O inglês rudimentar da princesa de Troia ecoou pela boate Carmen's Club na noite desse domingo, na Capital. Em um palco circular, a integrante da realeza interpretada pela atriz Milena Moraes mostrou habilidade no pole dance e cativou o público com sua história tragicômica: falou da terrível guerra contra os gregos, sobre seu poder de vidência e também de seus amores – sem nenhum pudor. Integrando o Festival de Teatro de Rua de Porto Alegre, o espetáculo catarinense Kassandra convidou à ocupação de uma casa noturna que instiga o imaginário do porto-alegrense.
Com texto do franco-uruguaio Sergio Blanco, a montagem gratuita da companhia La Vaca tem por essência não ser apresentada em um teatro convencional. Mas a opção de explorar o erótico e o fetichismo de forma mais explícita foi especificamente dessa montagem brasileira, como explica o diretor Renato Turnes:
– A proposta da casa de diversões adultas diz respeito a como eu imaginei o espetáculo. É uma personagem mítica. São lugares de proibição, e ao mesmo tempo de liberdade. A nossa Kassandra usa o sexo e a sensualidade como uma estratégia de sobrevivência.

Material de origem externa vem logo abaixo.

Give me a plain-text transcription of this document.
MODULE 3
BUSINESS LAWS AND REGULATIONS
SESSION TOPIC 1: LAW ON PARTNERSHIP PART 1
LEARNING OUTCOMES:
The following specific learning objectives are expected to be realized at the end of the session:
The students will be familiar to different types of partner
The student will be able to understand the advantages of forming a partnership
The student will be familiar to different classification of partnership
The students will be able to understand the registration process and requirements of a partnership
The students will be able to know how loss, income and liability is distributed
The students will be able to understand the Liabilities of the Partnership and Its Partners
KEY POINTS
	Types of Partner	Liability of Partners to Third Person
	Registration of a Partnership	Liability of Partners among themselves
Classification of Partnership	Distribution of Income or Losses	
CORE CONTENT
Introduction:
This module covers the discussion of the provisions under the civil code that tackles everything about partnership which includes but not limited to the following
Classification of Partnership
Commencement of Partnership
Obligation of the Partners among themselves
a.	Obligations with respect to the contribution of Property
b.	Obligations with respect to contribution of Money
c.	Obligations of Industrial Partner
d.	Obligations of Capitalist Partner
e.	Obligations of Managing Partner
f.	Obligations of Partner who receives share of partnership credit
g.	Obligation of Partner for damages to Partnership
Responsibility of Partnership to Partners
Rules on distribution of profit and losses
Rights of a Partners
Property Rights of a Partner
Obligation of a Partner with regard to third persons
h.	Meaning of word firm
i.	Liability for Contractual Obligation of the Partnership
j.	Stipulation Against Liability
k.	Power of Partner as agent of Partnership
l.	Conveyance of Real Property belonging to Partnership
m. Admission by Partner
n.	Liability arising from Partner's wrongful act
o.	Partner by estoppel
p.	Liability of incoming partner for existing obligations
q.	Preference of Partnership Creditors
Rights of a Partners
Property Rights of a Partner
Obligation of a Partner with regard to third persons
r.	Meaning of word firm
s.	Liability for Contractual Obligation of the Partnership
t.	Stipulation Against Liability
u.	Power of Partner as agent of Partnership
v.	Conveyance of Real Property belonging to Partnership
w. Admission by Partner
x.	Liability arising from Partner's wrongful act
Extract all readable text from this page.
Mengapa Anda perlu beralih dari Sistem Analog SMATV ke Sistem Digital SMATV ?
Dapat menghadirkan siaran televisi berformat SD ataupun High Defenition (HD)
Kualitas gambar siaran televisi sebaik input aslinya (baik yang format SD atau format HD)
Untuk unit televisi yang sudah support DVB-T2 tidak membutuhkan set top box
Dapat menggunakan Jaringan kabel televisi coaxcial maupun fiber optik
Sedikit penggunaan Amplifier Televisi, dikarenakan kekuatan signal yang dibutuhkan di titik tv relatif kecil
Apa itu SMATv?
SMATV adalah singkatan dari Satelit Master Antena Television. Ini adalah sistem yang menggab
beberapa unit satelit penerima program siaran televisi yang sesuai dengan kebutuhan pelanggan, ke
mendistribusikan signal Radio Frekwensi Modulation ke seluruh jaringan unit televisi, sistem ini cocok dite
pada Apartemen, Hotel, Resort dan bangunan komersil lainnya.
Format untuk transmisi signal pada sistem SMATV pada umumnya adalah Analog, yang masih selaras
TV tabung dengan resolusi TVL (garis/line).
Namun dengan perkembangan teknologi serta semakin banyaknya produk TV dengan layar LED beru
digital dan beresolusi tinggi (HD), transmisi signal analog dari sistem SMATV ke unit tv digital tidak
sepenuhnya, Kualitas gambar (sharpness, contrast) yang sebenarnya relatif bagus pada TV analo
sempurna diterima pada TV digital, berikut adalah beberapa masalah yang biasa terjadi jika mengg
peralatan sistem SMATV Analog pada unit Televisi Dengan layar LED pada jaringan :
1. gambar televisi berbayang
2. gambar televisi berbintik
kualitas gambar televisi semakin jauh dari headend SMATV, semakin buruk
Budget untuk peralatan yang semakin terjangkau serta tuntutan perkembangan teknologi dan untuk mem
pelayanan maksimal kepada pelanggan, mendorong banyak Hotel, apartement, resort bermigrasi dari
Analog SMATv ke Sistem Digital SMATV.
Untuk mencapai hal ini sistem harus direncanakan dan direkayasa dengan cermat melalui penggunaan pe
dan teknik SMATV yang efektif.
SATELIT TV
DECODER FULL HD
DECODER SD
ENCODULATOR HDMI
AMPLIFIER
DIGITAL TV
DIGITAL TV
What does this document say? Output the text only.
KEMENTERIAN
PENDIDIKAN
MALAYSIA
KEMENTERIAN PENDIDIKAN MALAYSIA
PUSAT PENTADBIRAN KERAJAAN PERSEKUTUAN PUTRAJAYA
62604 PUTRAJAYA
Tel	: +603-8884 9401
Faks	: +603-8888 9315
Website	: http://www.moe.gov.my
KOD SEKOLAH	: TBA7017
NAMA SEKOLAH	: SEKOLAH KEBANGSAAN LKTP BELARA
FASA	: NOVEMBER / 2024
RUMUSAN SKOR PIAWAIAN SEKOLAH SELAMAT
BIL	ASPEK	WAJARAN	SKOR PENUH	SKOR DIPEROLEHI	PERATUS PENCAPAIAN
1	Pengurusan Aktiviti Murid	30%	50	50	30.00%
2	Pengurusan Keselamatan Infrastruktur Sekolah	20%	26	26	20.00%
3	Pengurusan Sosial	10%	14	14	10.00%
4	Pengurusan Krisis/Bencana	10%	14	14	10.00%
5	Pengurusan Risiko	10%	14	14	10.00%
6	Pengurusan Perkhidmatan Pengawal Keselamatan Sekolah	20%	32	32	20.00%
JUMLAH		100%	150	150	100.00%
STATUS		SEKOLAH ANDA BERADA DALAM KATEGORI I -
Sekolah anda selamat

Vestida em um justo corpete e calçando altas botas pretas, Kassandra desenvolve sua ligação com o público de forma direta: usa seu inglês sofrível para um diálogo cara a cara, criando um clima de conversa informal no ambiente esfumaçado sob luzes vermelhas. No início, já explica que não nasceu mulher, se transformou. Faz referências à cultura pop, dança ao som de uma batida intensa e conta detalhes de sua relação com os familiares – falando de figuras conhecidas da Guerra de Troia, como Heitor, Páris e Príamo.
– O lugar em si já desperta curiosidade. É uma coisa inusitada – conta a médica Elaine Segura, 59 anos, que observa atentamente todos os passos de Kassandra.
Cerca de 90 pessoas estiveram presentes no Carmen's Club para acompanhar a peça. Em uma das mesas, também estava Vera Paz, 71 anos. A enfermeira compareceu à boate pela quebra de paradigamas que esse tipo de iniciativa representa:
– É bem interessante, desmistifica, rompe preconceitos. Temos que ocupar esses espaços também.